Set JVM options on every Pinot component:

```
-Dzookeeper.sasl.client=true
-Djava.security.auth.login.config=/etc/pinot/zk_client_jaas.conf
```

If you run multiple JAAS contexts, you may also need:

```
-Dzookeeper.sasl.clientconfig=Client
```

{% hint style="danger" %}
Helix expects to read and write znodes.

If ACLs deny writes, Pinot will fail in non-obvious ways.
{% endhint %}

### Related Pinot guides

* [Configuring TLS/SSL](https://docs.pinot.apache.org/operate-pinot/security/configuring-tls-ssl)
* [Authentication](https://docs.pinot.apache.org/operate-pinot/security/authentication)

### Increase znode size for large clusters (large tables)

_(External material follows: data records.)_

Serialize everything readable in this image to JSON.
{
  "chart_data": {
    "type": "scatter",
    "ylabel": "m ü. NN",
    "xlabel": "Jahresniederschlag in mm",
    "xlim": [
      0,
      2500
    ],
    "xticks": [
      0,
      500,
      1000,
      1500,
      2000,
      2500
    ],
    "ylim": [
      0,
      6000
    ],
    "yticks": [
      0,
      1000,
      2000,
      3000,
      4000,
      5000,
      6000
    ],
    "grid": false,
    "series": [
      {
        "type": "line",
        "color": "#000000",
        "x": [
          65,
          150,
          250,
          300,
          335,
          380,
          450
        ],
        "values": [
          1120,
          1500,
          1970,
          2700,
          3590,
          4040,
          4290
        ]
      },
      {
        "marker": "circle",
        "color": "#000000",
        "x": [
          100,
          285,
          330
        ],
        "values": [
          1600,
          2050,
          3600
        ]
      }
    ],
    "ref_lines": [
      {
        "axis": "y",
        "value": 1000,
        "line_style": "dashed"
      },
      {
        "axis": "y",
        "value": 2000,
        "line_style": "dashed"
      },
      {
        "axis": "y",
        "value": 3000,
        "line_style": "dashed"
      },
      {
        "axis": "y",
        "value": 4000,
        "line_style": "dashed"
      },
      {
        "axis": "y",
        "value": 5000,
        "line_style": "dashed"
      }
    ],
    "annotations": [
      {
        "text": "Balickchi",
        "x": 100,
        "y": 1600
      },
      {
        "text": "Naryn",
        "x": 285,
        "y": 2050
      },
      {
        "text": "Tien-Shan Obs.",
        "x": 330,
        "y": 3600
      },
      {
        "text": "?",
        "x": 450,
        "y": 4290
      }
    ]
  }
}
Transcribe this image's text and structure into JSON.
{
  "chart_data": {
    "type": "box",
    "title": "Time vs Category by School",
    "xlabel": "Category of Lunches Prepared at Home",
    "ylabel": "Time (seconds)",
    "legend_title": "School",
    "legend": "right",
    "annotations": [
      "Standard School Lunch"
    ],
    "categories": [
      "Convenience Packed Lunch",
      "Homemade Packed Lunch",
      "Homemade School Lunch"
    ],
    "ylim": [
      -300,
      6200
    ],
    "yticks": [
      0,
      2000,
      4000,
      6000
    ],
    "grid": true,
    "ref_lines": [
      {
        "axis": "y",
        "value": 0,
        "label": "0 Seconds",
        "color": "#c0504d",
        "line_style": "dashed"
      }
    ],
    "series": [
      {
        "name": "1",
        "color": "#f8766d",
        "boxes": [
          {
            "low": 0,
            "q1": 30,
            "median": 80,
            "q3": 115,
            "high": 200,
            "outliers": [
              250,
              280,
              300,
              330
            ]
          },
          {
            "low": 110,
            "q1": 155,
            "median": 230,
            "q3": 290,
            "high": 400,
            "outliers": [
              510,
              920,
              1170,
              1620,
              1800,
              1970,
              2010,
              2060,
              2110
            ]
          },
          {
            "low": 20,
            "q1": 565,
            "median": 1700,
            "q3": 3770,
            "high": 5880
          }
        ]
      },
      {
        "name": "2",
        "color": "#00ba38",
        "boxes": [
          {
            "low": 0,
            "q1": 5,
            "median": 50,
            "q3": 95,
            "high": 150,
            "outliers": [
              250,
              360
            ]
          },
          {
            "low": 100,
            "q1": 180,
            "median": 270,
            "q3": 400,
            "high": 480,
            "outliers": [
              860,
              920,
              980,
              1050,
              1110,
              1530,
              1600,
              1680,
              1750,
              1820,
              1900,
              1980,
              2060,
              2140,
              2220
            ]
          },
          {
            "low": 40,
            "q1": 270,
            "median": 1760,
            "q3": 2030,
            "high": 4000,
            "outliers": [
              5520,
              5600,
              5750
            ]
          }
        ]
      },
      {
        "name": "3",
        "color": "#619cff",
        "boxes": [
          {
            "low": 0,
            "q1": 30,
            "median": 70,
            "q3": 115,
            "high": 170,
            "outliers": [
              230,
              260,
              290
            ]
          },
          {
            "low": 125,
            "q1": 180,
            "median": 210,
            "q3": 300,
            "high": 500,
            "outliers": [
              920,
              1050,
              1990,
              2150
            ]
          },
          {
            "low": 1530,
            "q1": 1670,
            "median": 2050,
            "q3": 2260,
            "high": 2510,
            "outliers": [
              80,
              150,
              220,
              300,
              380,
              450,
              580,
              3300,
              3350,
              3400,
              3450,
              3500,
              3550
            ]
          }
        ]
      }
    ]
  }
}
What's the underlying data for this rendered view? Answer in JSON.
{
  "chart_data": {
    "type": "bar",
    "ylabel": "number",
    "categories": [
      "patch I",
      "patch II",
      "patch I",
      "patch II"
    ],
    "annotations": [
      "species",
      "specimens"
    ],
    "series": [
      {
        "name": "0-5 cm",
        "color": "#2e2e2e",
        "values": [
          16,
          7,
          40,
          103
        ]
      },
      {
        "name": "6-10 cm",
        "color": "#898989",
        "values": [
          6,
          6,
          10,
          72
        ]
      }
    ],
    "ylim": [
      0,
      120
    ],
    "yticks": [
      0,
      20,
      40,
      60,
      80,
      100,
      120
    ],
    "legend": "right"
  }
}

ZooKeeper limits the maximum znode payload size.

The default is 1 MB.

Large Pinot tables can exceed this when:

* You have very high segment counts.
* Your Helix `IDEALSTATE` / `EXTERNALVIEW` becomes large.

Symptoms include:

```
java.io.ioexception: packet len ... is out of range!
```

#### Fix: increase `jute.maxbuffer` everywhere

Set `jute.maxbuffer` on:

* **All ZooKeeper servers**
* **All Pinot components** (ZooKeeper clients)

Example (4 MB):

```
-Djute.maxbuffer=4000000
```

Restart order:

1. Rolling restart ZooKeeper ensemble.
2. Rolling restart Pinot components.

For deeper troubleshooting and alternatives, see [Troubleshoot issues with ZooKeeper znodes](https://docs.pinot.apache.org/operate-pinot/troubleshooting/troubleshoot-zookeeper).

#### Prefer fewer segments over bigger znodes

Increasing `jute.maxbuffer` is a safety valve.

It is not a scaling strategy.

Also do at least one of these:

* Create bigger segments via [Segment threshold](https://docs.pinot.apache.org/architecture-and-concepts/components/table/segment/segment-threshold).
* Merge small segments via the [Minion merge rollup task](https://docs.pinot.apache.org/operate-pinot/segment-management/minion-merge-rollup-task).
* Delete old segments via table retention.